Hapoppo at 9:33AM, Nov. 28, 2023
(2/2) A computer can't tweak and experiment with a style until it has something that looks "good enough", because "good enough" is an abstract conclusion based on emotions. It can't tell if the pose it's generating looks natural, or that humans don't generally have 7 fingers on each hand; it doesn't have any reference of the human experience, it's just merging and forming data until its algorithms tells it to stop. If it takes ten different reference pictures and merges them together, then does it a second time with the same algorithm, the two results will likely be identical. If you try that with a human, they're going to get a different outcome every time, maybe because they remember it differently, or because they improved their skill set since the last time, or just because they got bored with doing the same thing over again.
Hapoppo at 9:33AM, Nov. 28, 2023
(1/2) Expanding on point #6 here, computers do not, in any way, shape, or form, learn the same way humans do. They're beings of pure logic. The reason this matters is that when we draw, we're not just drawing from our time duplicating a Jack Kirby drawing - we're also drawing from our memories of how real people are structured, how they walk and behave, how certain poses relayed this information or that to us, etc. It's different for everyone, and we all have our own ideas of what makes art look good. My point being, there's a million factors that go into a human drawing that we perhaps don't even think about when we're doing it, because it's part of the human experience. We understand people, we understand how certain places or objects or animals are perceived and generally how they make us feel and we incorporate that into our drawings. By default, everything we draw is transformative to some extent. Computers don't think like that.
mks_monsters at 5:40AM, Nov. 28, 2023
I see the other side of the argument and respect it, but... I'm sorry, call me a stubborn old girl, but I think AI generated images are just for fun and will never ever catch on as true art.

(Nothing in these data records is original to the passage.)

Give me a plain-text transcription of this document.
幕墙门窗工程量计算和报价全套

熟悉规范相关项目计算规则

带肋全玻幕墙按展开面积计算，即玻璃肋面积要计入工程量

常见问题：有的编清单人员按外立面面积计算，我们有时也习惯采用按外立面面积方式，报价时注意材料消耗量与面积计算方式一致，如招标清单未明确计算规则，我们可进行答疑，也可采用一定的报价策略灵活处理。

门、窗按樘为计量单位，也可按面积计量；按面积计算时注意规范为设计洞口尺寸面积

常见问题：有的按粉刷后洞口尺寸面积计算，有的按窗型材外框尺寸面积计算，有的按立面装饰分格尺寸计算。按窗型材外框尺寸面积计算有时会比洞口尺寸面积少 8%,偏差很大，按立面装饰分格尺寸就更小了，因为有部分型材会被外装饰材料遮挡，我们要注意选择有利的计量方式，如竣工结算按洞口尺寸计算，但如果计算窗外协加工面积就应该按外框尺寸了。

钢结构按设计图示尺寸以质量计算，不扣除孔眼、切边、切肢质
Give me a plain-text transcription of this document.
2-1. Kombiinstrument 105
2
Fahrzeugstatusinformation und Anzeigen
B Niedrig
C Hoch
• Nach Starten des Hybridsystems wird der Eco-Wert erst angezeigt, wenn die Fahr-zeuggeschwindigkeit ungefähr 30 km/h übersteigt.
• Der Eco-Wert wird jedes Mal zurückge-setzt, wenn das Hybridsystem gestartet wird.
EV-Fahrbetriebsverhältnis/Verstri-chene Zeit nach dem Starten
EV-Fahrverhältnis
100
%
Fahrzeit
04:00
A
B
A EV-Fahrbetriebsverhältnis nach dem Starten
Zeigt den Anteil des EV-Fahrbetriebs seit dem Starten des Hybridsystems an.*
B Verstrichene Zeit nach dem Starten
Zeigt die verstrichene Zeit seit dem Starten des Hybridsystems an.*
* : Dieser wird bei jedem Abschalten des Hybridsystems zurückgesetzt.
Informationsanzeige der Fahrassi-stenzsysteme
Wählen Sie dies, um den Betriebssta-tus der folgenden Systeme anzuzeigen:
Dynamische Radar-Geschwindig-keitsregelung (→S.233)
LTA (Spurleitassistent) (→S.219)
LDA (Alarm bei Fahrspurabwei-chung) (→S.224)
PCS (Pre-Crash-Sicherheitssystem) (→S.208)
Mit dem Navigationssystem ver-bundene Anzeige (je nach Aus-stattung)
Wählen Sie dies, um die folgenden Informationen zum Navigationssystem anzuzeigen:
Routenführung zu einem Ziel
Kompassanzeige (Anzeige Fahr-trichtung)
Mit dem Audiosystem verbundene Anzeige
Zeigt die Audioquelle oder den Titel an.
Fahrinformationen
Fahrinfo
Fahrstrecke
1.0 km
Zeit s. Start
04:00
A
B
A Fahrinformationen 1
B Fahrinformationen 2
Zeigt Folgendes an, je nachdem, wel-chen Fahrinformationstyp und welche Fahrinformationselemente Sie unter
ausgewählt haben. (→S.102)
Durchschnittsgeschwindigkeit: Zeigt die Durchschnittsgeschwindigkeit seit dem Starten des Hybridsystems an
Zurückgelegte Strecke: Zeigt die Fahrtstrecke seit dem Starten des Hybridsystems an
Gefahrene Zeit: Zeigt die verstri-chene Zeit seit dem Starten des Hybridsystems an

InkyMoondrop at 12:57AM, Nov. 28, 2023
About software Tantz is talking about - I think such are ideal to be the gateway to art for many. Once creative individuals eventually grow out with their development. It's like, you wouldn't hand someone War and Peace as their first book to read if you wanna get them interested in fiction, you'd start with things like Harry Potter or now even less controversial and easier reads. When I create with stock materials and pre-made 3D assets, there are limitations of course, but there's always a desire in me to show myself and others how these things can be utilized in harmony, that some people can create from scratch if they please, but it's not a necessity. Sort of like guerilla film making as opposed to building entire sets from enormous budgets (or in this case from the skills you need years of work to develop) in some dream studio. I was always like this, back in the days, I wanted to create a website where people could collaborate to create music together from what they had to share.